You are responsible for the costs of your medical treatment and the expense of repairing or replacing your property, such as a car that is damaged in a collision or other accident. The Supreme Court's code of professional ethics does not allow us to pay those expenses and losses for you. We can, however, agree with health care providers that they will be repaid from the proceeds of your claim in the event we are successful as we pursue it for you. When the doctors' bills haven't been fully paid by your insurance, doctors can be reluctant to cooperate. Frequently, we ask your permission to pay the balance of the doctors' bills out of the proceeds of your case, and usually the doctors will agree with this arrangement. This helps you in two ways: First, the doctor will not institute collection proceedings against you; secondly, the doctor is happier, more cooperative, and more likely to sympathize with your predicament. We need doctors to help convince the insurance company, judge and jury of the severity of your injuries, and hence the need for just compensation.

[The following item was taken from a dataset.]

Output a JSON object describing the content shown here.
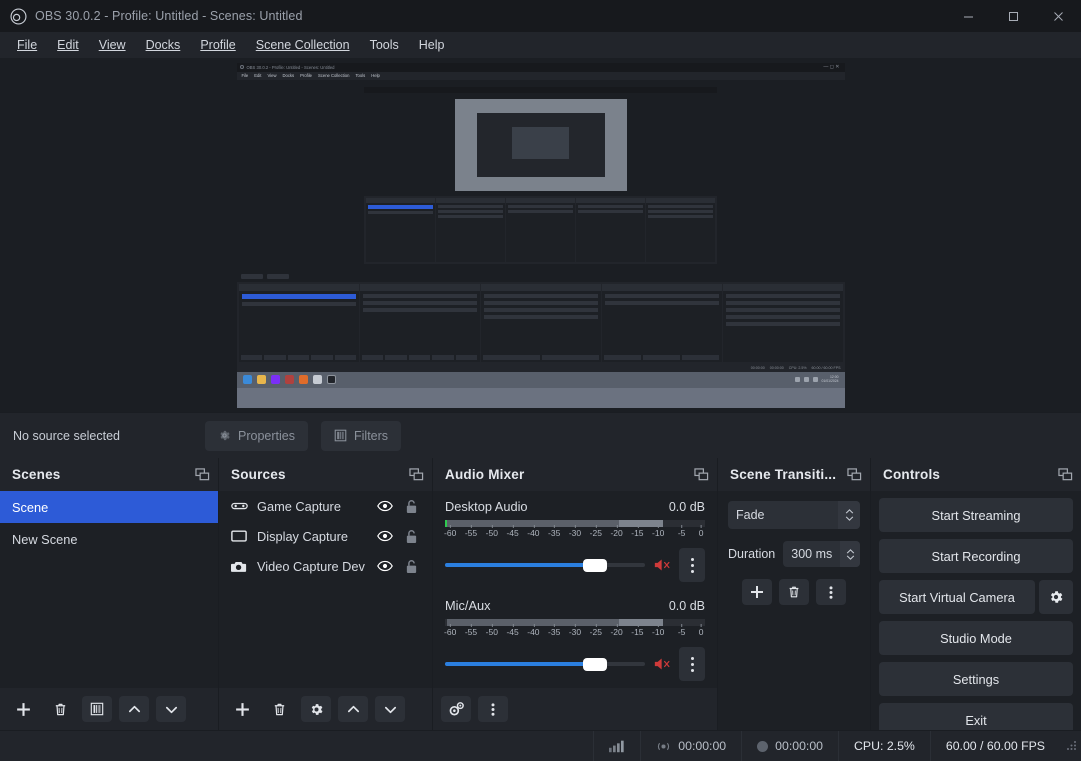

Your property damage, if it involves a car, will usually be payable by the collision insurance you've paid for with your own insurance company. Often there will be a $200 to $500 deductible expense which you must incur. This expense, in turn, may be included in your lawsuit. If you do not have collision insurance coverage, your property damage claim will be included among all the other damages for which we sue.

It is unusual for the insurance company for the defendant to advance you money for medical expenses or for repair of your property. Occasionally, however, they will make such provisions. For reasons we outline in the next section, beware when they do!